A Unbabel, empresa portuguesa especializada em tradução assistida por Inteligência Artificial, lidera um consórcio de mais de vinte entidades, apoiado pelo PRR, para a IA responsável. No âmbito deste consórcio, por exemplo, estão a ser traduzidos e classificados ficheiros clínicos. O grupo integra Instituições como a Fundação Champalimaud ou a sociedade de advogados Vieira de Almeida. Paulo Dimas mostra-se satisfeito com a regulamentação europeia, conhecida como AI Act, que deverá ser aprovada já no próximo mês de junho (conheça o que está em causa no artigo exclusivo)
Justifica-se toda esta preocupação relativamente às ferramentas de Inteligência Artificial?
Nunca aconteceu termos uma tecnologia tão transversal, tão transformadora e que passa por um processo tão rápido. Daqui a dois ou três anos vamos poder olhar para isso e perceber que já estabilizou, mas agora estamos num ponto em que as coisas podem evoluir num sentido ou noutro. De facto, a competitividade destas empresas é altíssima! A Google está a ver o seu modelo de negócio afetado. Há uns tempos a empresa ia à frente e foi por isso que o Musk [Elon Musk, fundador da OpenAI, atualmente parceira da Microsoft] se afastou, pensou que não teria hipóteses. Só que as posições inverteram-se. Agora é a Google que está a tentar apanhar o comboio e é a OpenAI a liderar.
Que papel espera que a Unbabel, como líder do consórcio para a IA responsável, venha a ter nesta discussão?
No Centre for Responsible AI, o consórcio que formámos com dez start-ups, cinco líderes de indústria, centros de investigação e ainda uma sociedade de advogados, a VdA que estará a trabalhar na componente legislativa, temos como objetivo estabelecer a liderança nestas áreas e contribuir para o movimento de regulação à escala europeia. A outra vertente é fazer com que estes cerca de vinte produtos que serão desenvolvidos – que vão desde o aumento da eficiência dos hospitais nas altas médicas ao acelerar dos ensaios clínicos e reduzindo os seus riscos, ao apoio ao cliente, fazendo com que as interações possam ser multilingues – sejam todos eles orientados segundo os princípios da IA responsável. Existem aqui tecnologias que são muito importantes e que dependem da confiança que se tem nestes modelos.
Que aspetos há a melhorar?
O ChatGPT por vezes gera texto que faz todo o sentido, lemos e acreditamos no que ali está, mas é completamente falso. É aquilo a que chamamos alucinações. A IA responsável assume o papel de detetar estas alucinações, através da explicabilidade. Ou seja, o sistema tem de explicar quando apresenta uma informação que não está certa, que foi inventada. Outra questão essencial é a garantia de que todas as pessoas são tratadas de forma igual, a dita fairness.

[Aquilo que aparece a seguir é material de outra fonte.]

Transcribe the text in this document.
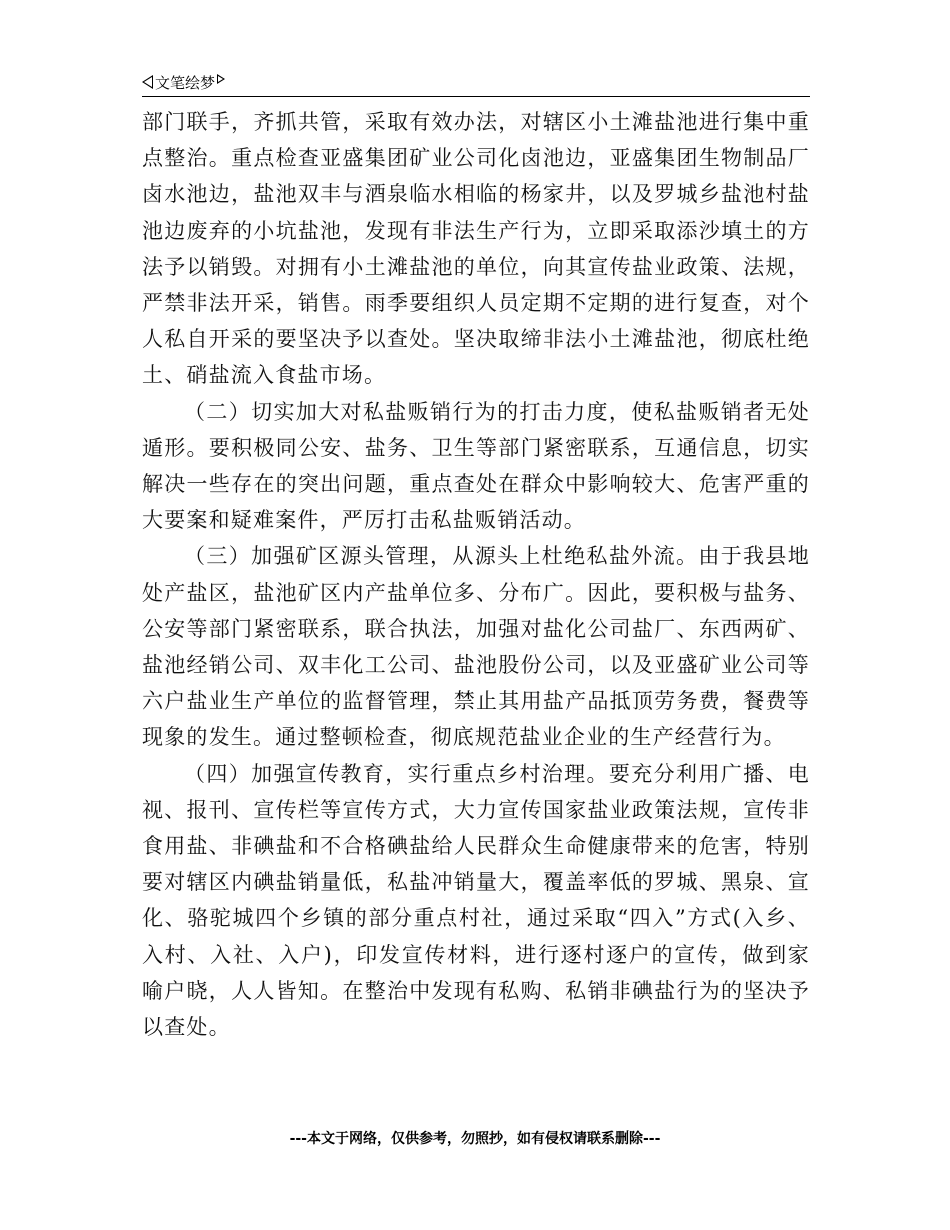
文笔绘梦

部门联手，齐抓共管，采取有效办法，对辖区小土滩盐池进行集中重点整治。重点检查亚盛集团矿业公司化卤池边，亚盛集团生物制品厂卤水池边，盐池双丰与酒泉临水相临的杨家井，以及罗城乡盐池村盐池边废弃的小坑盐池，发现有非法生产行为，立即采取添沙填土的方法予以销毁。对拥有小土滩盐池的单位，向其宣传盐业政策、法规，严禁非法开采，销售。雨季要组织人员定期不定期的进行复查，对个人私自开采的要坚决予以查处。坚决取缔非法小土滩盐池，彻底杜绝土、硝盐流入食盐市场。

（二）切实加大对私盐贩销行为的打击力度，使私盐贩销者无处遁形。要积极同公安、盐务、卫生等部门紧密联系，互通信息，切实解决一些存在的突出问题，重点查处在群众中影响较大、危害严重的大要案和疑难案件，严厉打击私盐贩销活动。

（三）加强矿区源头管理，从源头上杜绝私盐外流。由于我县地处产盐区，盐池矿区内产盐单位多、分布广。因此，要积极与盐务、公安等部门紧密联系，联合执法，加强对盐化公司盐厂、东西两矿、盐池经销公司、双丰化工公司、盐池股份公司，以及亚盛矿业公司等六户盐业生产单位的监督管理，禁止其用盐产品抵顶劳务费，餐费等现象的发生。通过整顿检查，彻底规范盐业企业的生产经营行为。

（四）加强宣传教育，实行重点乡村治理。要充分利用广播、电视、报刊、宣传栏等宣传方式，大力宣传国家盐业政策法规，宣传非食用盐、非碘盐和不合格碘盐给人民群众生命健康带来的危害，特别要对辖区内碘盐销量低，私盐冲销量大，覆盖率低的罗城、黑泉、宣化、骆驼城四个乡镇的部分重点村社，通过采取“四入”方式(入乡、入村、入社、入户)，印发宣传材料，进行逐村逐户的宣传，做到家喻户晓，人人皆知。在整治中发现有私购、私销非碘盐行为的坚决予以查处。

---本文于网络，仅供参考，勿照抄，如有侵权请联系删除---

Porque são tão poderosos estes sistemas?
O ChatGPT foi o sucesso que foi porque a OpenAI fez um avanço muito significativo e que se julgava ser muito difícil. Trata-se da tecnologia designada como Reinforcement Learning Using Human Feedback (ou Aprendizagem por Reforço Usando Feedback Humano) que passa por colocar pessoas a fazer a classificação das respostas. Isso foi feito primeiro a uma escala muito pequena, agora com muito mais pessoas. Com os humanos a darem instruções ao modelo, foi desaparecendo o conteúdo com preconceitos subjacentes. Cada vez é mais difícil encontrar modelos com vieses. Os modelos destas grandes empresas têm uma espécie de cercas que protegem contra os comportamentos indesejados. Mas quando tornamos isto num sistema em open source e sem regulação qualquer pessoa pode criar um modelo de IA que permita fabricar uma bomba caseira. .

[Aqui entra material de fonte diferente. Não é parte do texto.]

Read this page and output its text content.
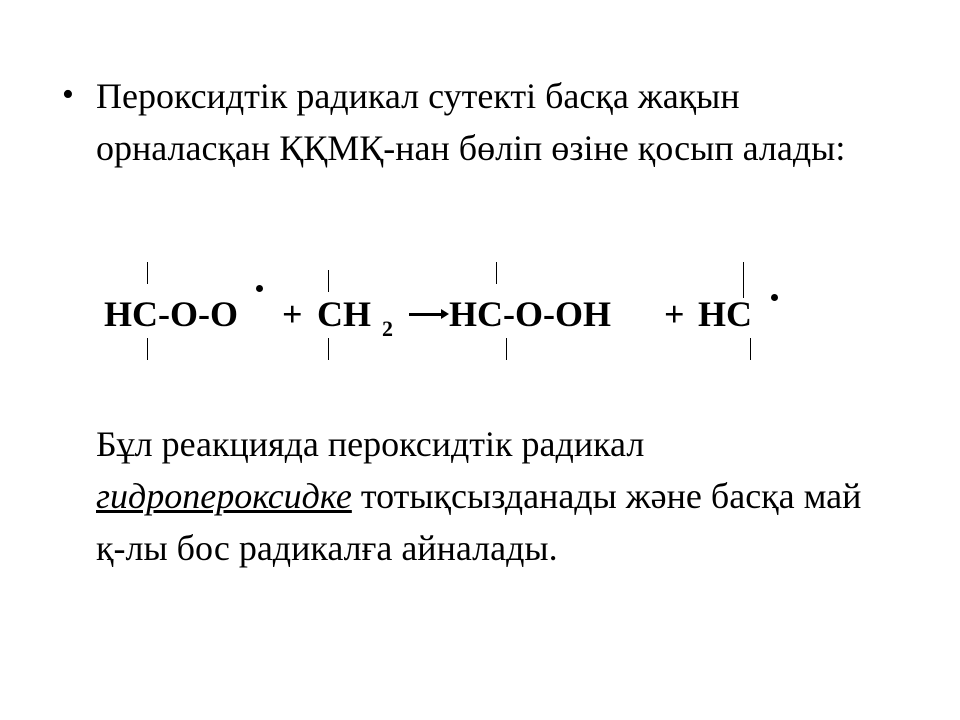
• Пероксидтік радикал сутекті басқа жақын орналасқан ҚҚМҚ-нан бөліп өзіне қосып алады:
HC-O-O + CH 2 → HC-O-OH + HC
Бұл реакцияда пероксидтік радикал гидропероксидке тотықсызданады және басқа май қ-лы бос радикалға айналады.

Mas todos nós, humanos, temos viseses …
Exato! É um problema muito difícil de resolver. Uma forma de o fazer é partindo, por exemplo, da Carta das Nações Unidas. E é também por isso que se defende que tal como há um acordo mundial para as armas nucleares, também deve haver um acordo relativamente à IA, que pode ter implicações na guerra e na democracia, que pode ser posta em risco, com conteúdos falsos, altamente personalizados. É uma Cambridge Analytica 2.0. E isto é um risco para as democracias de todos os países. Não podemos deixar que aconteça.